Goed kunnen blijven lopen is een groot goed voor de meeste ouderen. Een afgenomen mobiliteit kan veel gevolgen hebben, van een verhoogd valgevaar tot depressie en verminderde kwaliteit van leven. Vaak zijn mobiliteitsstoornissen bij ouderen chronisch, maar ze kunnen soms ook afnemen of verdwijnen door behandeling.
Van de 65-plussers valt een derde één keer per jaar en de helft vaker. De meeste valpartijen vinden plaats in en rondom het huis. Van de vallers heeft 10% ernstig letsel zoals een heupfractuur. Van de mensen met een heupfractuur overlijdt een kwart binnen één jaar.
Het meten van mobiliteit kan subjectief gebeuren en objectief met observaties en tests. Afhankelijk van het doel van het mobiliteitsonderzoek is het goed een keuze te maken uit alle mogelijke meetmethoden.

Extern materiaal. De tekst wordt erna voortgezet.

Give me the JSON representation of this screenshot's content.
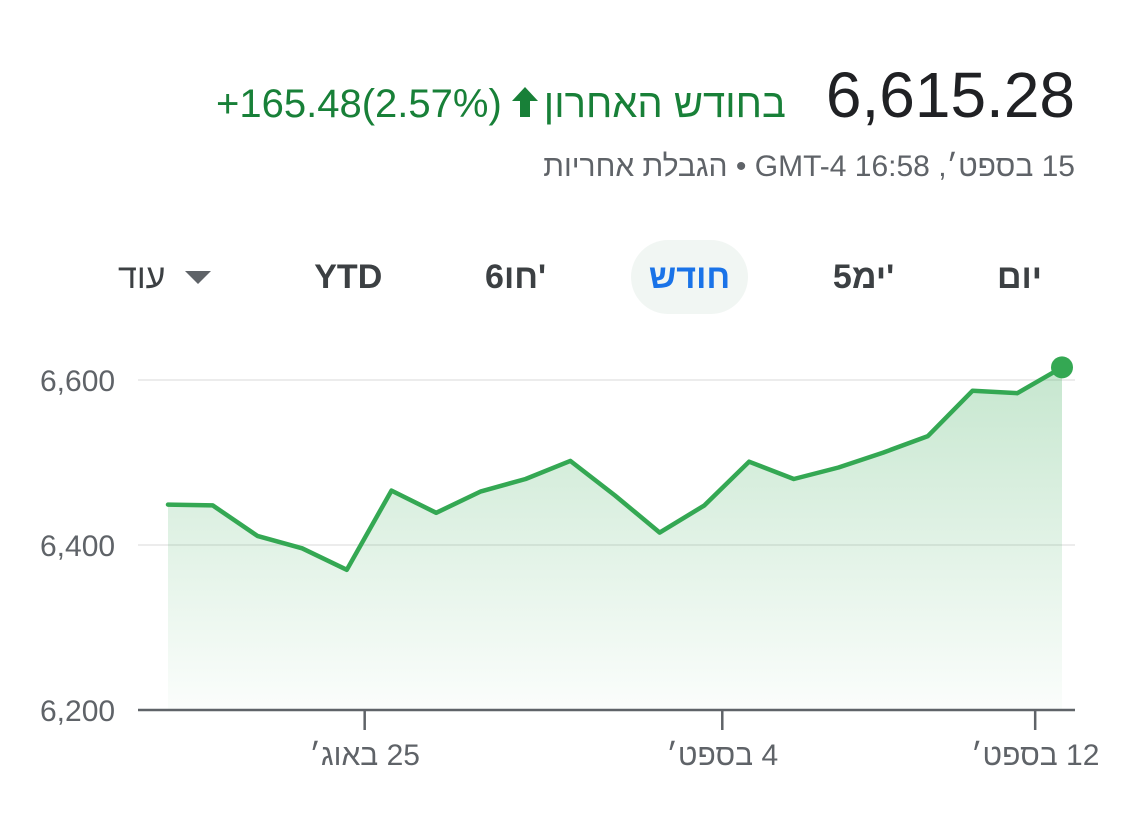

Er is vaak geen rechtlijnig verband tussen het verminderd functioneren van orgaansystemen en de mate van mobiliteitsbeperking. Als er meer negatieve factoren van invloed zijn op de mobiliteit dan de oudere aan compensatiemogelijkheden heeft, neemt de mobiliteit af. Doordat de mobiliteit door zoveel factoren wordt beïnvloed, bestaat een adequaat behandelplan veelal ook uit het aanpakken van meerdere factoren tegelijkertijd door een multidisciplinair team.